C’est un constat, notre société fait moralement souffrir « ceux qui font un certain poids ». L’assaut est donné par ces magazines remplis de madones aux fessiers et aux seins de fée chargées de faire rêver les plus libidineux et de rendre jaloux tous les damnés de la taille.
Une manière d’affirmer aux corpulents qu’ils n’ont plus qu’à refuser de bien se tenir à table s’ils veulent approcher ce monde affriolant du galbe léger. Heureusement pour eux, replet ne rime pas avec frustré. Leur bout de gras est bien défendu en la matière. Plus provocante, l’agression vient de la société qui leur « fait les gros yeux ». Car après les fumeurs ce sont ceux qui ont un bon coup de fourchette qu’il faut dégraisser du paysage.
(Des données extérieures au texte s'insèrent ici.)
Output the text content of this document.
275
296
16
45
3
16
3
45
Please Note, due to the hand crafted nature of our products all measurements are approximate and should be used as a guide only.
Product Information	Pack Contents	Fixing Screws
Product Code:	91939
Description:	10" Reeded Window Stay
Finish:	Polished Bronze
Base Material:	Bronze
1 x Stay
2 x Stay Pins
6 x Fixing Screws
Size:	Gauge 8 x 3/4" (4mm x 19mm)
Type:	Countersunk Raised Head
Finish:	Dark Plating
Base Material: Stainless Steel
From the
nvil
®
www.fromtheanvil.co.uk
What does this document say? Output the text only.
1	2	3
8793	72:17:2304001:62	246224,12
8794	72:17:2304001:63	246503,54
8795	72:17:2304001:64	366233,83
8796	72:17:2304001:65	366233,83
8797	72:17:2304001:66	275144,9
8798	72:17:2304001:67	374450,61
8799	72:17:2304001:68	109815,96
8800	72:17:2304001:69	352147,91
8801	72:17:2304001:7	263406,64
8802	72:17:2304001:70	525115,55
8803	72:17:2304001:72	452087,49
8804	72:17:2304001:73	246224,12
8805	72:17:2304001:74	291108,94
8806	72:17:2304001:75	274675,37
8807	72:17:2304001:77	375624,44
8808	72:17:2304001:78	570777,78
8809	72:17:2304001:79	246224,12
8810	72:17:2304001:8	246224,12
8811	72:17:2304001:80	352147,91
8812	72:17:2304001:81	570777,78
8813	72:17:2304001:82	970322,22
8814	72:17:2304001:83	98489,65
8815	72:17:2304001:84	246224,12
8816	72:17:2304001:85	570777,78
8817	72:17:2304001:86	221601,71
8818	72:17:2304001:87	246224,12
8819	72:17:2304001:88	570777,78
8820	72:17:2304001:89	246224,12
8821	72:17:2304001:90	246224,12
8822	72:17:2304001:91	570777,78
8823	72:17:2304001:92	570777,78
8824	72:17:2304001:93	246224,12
Bien entendu tout un chacun dira qu’il convient d’être raisonnable et qu’il ne faut pas dépasser les bornes, en ce domaine comme en d’autres. Puisque le doute s’instaure de plus en plus quant à la raison, certains protecteurs de nos vies, prévoient la mise en place de mesures qui n’en sont encore qu’aux balbutiements. Dans cet esprit, les mentions obligatoires vont se multiplier sur les emballages alimentaires, à l’image de ce qui fut fait pour le tabac. On rappellera régulièrement le bouloteur à l’ordre. Des instructions telles que manger trop gras, trop sucré, trop salé, etc.. seront consignées comme préjudiciables à la santé. Il en sera de même si vous décidez de grignoter ! Il y a fort à craindre que cela ne changera pas grand-chose, sauf à complexer encore plus fort, les forts. Sans compter qu’il conviendra de prévoir à court terme un accompagnement psychologique à la fois pour les grignoteurs qui voudraient arrêter et pour l’entourage qui ne pourra plus supporter la nervosité des gros en manque de gras. A y bien réfléchir cette règlementation outrancière n’est-elle pas plus nuisible que les bienfaits qu’elle souhaite véhiculer ? Certainement, car c’est la société toute entière qui sera bientôt abêtie. Les individus n’auront bientôt plus les moyens de discerner quoi que ce soit et devront se fier aux conseils, obligations et instructions qui leur seront imposés par d’autres, apparemment plus malins et détenteurs de la bonne conduite à suivre. Sûrement dans l’intérêt des organismes sociaux qui, au cours des temps, deviendront les suprêmes dominateurs d’une société en mal de vivre. Une protection sociale qui se doit de nous faire tous mourir en bonne santé pour que perdure une sécurité sociale malade !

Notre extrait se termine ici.